While several Democrats are planning a filibuster of President Trump's Supreme Court nominee Neil Gorsuch, other, more fair-minded politicians are actually willing to hear him out.
“Let's give the man a chance," Sen. Joe Manchin (WV) said on MSNBC's "Morning Joe" on Wednesday. "Talk to him. My goodness,” he said. “Don't shut it down before we even get started. And two wrongs don't make a right.”
Manchin said he learned from Senate Majority Leader Mitch McConnell's refusing to hold a vote for President Obama's Supreme Court choice Merrick Garland that they should at least give Gorsuch a chance.
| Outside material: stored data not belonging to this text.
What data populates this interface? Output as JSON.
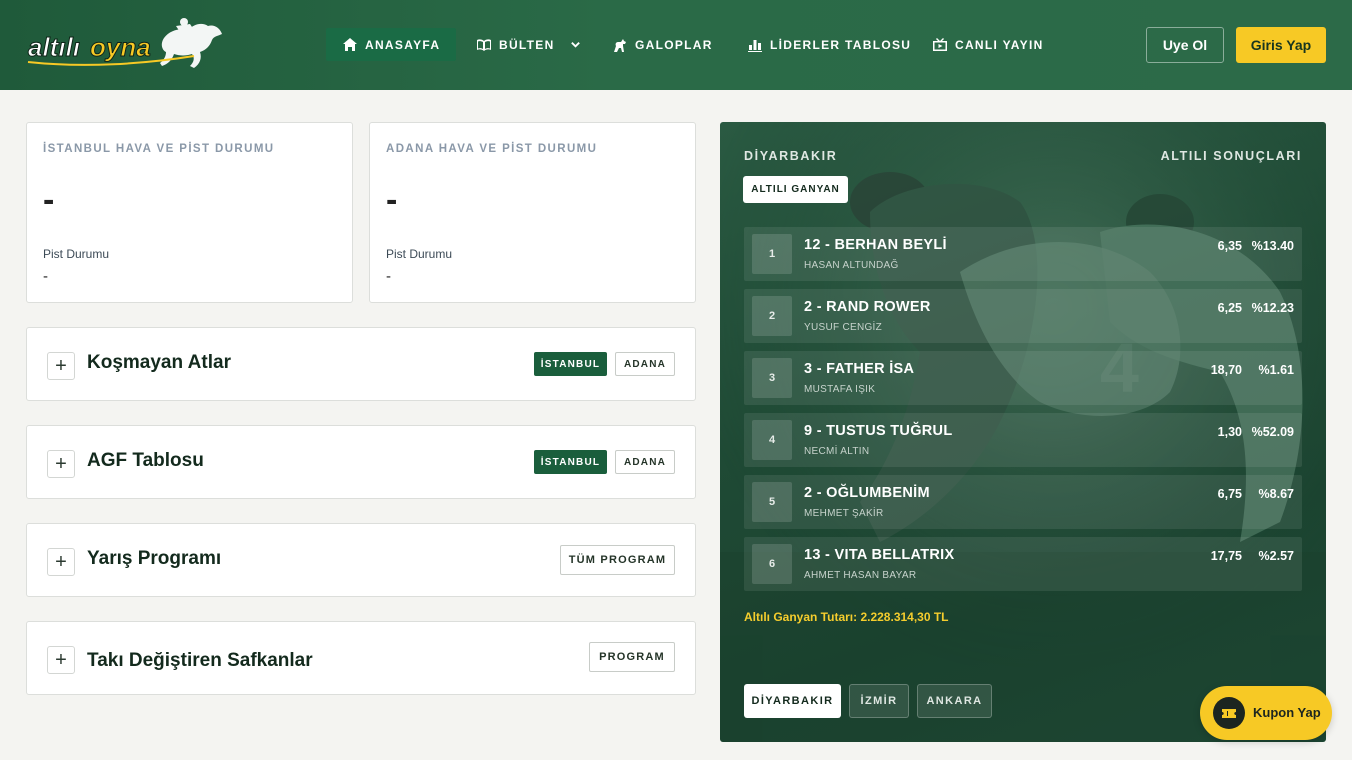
{
  "brand": {
    "name": "altılıoyna",
    "primary": "#1f5a3a",
    "accent": "#f7c925"
  },
  "nav": [
    {
      "label": "ANASAYFA",
      "icon": "home-icon"
    },
    {
      "label": "BÜLTEN",
      "icon": "book-icon"
    },
    {
      "label": "GALOPLAR",
      "icon": "horse-icon"
    },
    {
      "label": "LİDERLER TABLOSU",
      "icon": "chart-icon"
    },
    {
      "label": "CANLI YAYIN",
      "icon": "tv-icon"
    }
  ],
  "auth": {
    "register_label": "Uye Ol",
    "login_label": "Giris Yap"
  },
  "weather": [
    {
      "title": "İSTANBUL HAVA VE PİST DURUMU",
      "temp": "-",
      "track_label": "Pist Durumu",
      "track_value": "-"
    },
    {
      "title": "ADANA HAVA VE PİST DURUMU",
      "temp": "-",
      "track_label": "Pist Durumu",
      "track_value": "-"
    }
  ],
  "sections": [
    {
      "title": "Koşmayan Atlar",
      "tags": [
        "İSTANBUL",
        "ADANA"
      ]
    },
    {
      "title": "AGF Tablosu",
      "tags": [
        "İSTANBUL",
        "ADANA"
      ]
    },
    {
      "title": "Yarış Programı",
      "button": "TÜM PROGRAM"
    },
    {
      "title": "Takı Değiştiren Safkanlar",
      "button": "PROGRAM"
    }
  ],
  "results": {
    "city": "DİYARBAKIR",
    "heading": "ALTILI SONUÇLARI",
    "tab": "ALTILI GANYAN",
    "rows": [
      {
        "rank": "1",
        "horse": "12 - BERHAN BEYLİ",
        "jockey": "HASAN ALTUNDAĞ",
        "odds": "6,35",
        "pct": "%13.40"
      },
      {
        "rank": "2",
        "horse": "2 - RAND ROWER",
        "jockey": "YUSUF CENGİZ",
        "odds": "6,25",
        "pct": "%12.23"
      },
      {
        "rank": "3",
        "horse": "3 - FATHER İSA",
        "jockey": "MUSTAFA IŞIK",
        "odds": "18,70",
        "pct": "%1.61"
      },
      {
        "rank": "4",
        "horse": "9 - TUSTUS TUĞRUL",
        "jockey": "NECMİ ALTIN",
        "odds": "1,30",
        "pct": "%52.09"
      },
      {
        "rank": "5",
        "horse": "2 - OĞLUMBENİM",
        "jockey": "MEHMET ŞAKİR",
        "odds": "6,75",
        "pct": "%8.67"
      },
      {
        "rank": "6",
        "horse": "13 - VITA BELLATRIX",
        "jockey": "AHMET HASAN BAYAR",
        "odds": "17,75",
        "pct": "%2.57"
      }
    ],
    "payout": "Altılı Ganyan Tutarı: 2.228.314,30 TL",
    "cities": [
      "DİYARBAKIR",
      "İZMİR",
      "ANKARA"
    ]
  },
  "coupon": {
    "label": "Kupon Yap",
    "icon": "ticket-icon"
  }
}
“If this is the right person or not, I don't know but we should go through the process. I'm anxious to sit and talk to him,” he continued. “I understand he has impeccable, basically, credentials and well thought of in a class, basically, with Barack Obama at Harvard and he got overwhelmingly unanimous consent when he came through this process before. So let's find out. I don't know until I talk to him. I'm anxious to do that.”
It's worth noting that Manchin faces a tough reelection in West Virginia next year, a state which Trump won handily in the presidential election.
Several other Democrats are taking the high road and are giving Gorsuch the benefit of the doubt. Sens. Heidi Heitkamp (ND), Richard Blumenthal (CT), Chris Coons (DE), Claire McCaskill (MO), Jon Tester (MT), and Dick Durbin (IL) have all noted they will not support their colleagues' planned filibuster.